After three years of losing on purpose to stockpile young talent, the surging Sixers’ controversial strategy is finally yielding on-court dividends
The Philadelphia 76ers won for the seventh time in nine games on Wednesday with a 94-89 victory over the Toronto Raptors, limiting the Eastern Conference’s highest-scoring team to more than 20 points below their season average. The club’s emerging franchise player, the 7ft 2in wunderkind Joel Embiid, finished with 26 points in 26 minutes, including a crucial last-minute blocked shot and a pair of free throws to ice the game. It was a gut-check win over an opponent who’d had their number in 14 straight meetings. “I don’t think it’s a fluke,” said Embiid, Philadelphia’s talismanic first-year center. “We’re competing.

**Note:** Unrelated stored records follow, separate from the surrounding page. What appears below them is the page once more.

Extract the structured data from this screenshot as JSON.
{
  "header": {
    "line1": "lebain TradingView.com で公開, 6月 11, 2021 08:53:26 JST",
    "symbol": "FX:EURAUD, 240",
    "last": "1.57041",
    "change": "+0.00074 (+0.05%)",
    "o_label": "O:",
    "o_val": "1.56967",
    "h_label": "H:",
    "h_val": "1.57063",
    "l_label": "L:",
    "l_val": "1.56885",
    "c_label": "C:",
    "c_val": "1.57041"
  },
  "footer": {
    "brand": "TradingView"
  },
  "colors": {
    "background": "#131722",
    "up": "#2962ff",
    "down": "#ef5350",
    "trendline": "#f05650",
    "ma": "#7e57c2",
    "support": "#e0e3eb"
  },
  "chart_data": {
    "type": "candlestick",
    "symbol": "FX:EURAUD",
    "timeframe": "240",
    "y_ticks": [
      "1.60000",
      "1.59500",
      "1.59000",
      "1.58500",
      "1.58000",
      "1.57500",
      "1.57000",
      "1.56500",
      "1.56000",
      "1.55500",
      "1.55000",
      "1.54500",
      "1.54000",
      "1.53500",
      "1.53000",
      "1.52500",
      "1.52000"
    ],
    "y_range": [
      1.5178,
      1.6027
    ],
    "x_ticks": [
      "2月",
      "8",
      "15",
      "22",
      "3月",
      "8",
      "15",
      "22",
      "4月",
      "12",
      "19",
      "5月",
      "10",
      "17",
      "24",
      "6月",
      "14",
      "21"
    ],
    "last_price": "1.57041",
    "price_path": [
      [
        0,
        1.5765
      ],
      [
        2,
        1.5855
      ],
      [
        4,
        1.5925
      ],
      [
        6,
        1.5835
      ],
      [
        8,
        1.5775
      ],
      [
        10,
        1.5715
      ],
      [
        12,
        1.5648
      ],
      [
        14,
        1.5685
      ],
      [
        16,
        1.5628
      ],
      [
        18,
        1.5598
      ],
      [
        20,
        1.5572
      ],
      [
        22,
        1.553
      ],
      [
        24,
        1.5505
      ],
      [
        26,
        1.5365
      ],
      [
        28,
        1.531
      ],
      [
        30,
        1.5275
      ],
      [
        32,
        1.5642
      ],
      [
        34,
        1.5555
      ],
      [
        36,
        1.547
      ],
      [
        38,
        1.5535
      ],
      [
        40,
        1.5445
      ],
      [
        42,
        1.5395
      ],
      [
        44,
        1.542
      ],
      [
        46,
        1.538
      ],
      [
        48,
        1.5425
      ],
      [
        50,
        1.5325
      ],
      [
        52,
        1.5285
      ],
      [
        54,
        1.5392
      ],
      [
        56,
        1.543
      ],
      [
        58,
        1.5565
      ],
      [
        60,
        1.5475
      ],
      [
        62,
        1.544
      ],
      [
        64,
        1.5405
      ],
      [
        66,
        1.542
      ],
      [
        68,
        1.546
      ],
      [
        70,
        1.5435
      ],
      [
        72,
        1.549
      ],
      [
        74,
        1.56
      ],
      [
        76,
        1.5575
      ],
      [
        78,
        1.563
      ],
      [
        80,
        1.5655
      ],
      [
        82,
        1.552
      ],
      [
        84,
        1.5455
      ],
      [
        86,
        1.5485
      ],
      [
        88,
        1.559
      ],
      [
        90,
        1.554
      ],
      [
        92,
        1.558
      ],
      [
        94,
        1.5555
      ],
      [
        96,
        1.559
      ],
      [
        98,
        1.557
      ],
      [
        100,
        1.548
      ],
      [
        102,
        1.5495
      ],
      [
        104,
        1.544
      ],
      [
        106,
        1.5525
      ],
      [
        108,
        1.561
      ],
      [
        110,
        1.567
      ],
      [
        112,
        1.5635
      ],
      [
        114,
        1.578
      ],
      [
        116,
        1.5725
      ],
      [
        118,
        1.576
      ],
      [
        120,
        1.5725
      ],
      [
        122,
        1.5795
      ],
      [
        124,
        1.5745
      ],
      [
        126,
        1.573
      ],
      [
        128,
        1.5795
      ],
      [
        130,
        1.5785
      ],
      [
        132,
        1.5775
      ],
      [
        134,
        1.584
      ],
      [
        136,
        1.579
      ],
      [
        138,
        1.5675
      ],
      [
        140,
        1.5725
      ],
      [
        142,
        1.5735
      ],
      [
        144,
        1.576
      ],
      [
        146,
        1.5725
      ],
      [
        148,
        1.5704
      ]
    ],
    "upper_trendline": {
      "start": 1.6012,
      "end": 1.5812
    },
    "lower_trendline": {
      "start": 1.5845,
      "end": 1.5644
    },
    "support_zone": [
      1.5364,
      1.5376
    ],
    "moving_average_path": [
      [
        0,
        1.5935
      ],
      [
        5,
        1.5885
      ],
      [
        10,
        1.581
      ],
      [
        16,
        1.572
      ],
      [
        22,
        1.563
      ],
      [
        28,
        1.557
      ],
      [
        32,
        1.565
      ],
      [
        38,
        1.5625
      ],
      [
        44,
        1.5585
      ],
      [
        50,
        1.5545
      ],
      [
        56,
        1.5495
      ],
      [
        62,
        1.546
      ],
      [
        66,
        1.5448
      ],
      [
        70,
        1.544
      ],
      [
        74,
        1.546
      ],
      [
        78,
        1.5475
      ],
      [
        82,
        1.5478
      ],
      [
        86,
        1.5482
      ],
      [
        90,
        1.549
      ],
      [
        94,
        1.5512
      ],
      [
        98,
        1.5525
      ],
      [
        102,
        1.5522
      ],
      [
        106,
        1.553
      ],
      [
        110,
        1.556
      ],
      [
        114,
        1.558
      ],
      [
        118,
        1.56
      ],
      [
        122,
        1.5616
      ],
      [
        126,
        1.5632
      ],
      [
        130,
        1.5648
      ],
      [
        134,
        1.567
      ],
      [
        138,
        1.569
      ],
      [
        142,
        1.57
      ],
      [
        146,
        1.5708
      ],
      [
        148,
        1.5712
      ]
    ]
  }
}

We’re winning games. We’re playing great defense. We finally found what we’ve been looking for.”
The Sixers have asked more of their supporters than most teams would dare over the past three years, disemboweling their roster and effectively losing games on purpose with the aim of stockpiling draft picks and assets over time: a long-term strategy that’s come to be known simply, affectionately and begrudgingly, as the Process. They went a combined 47-199 over that span – finishing with 19, 18 and 10 victories, respectively – poor enough to land the draft picks that became Embiid, Jahlil Okafor and Ben Simmons, the No1 overall pick in June’s draft whose superstar potential has had scouts drooling for years.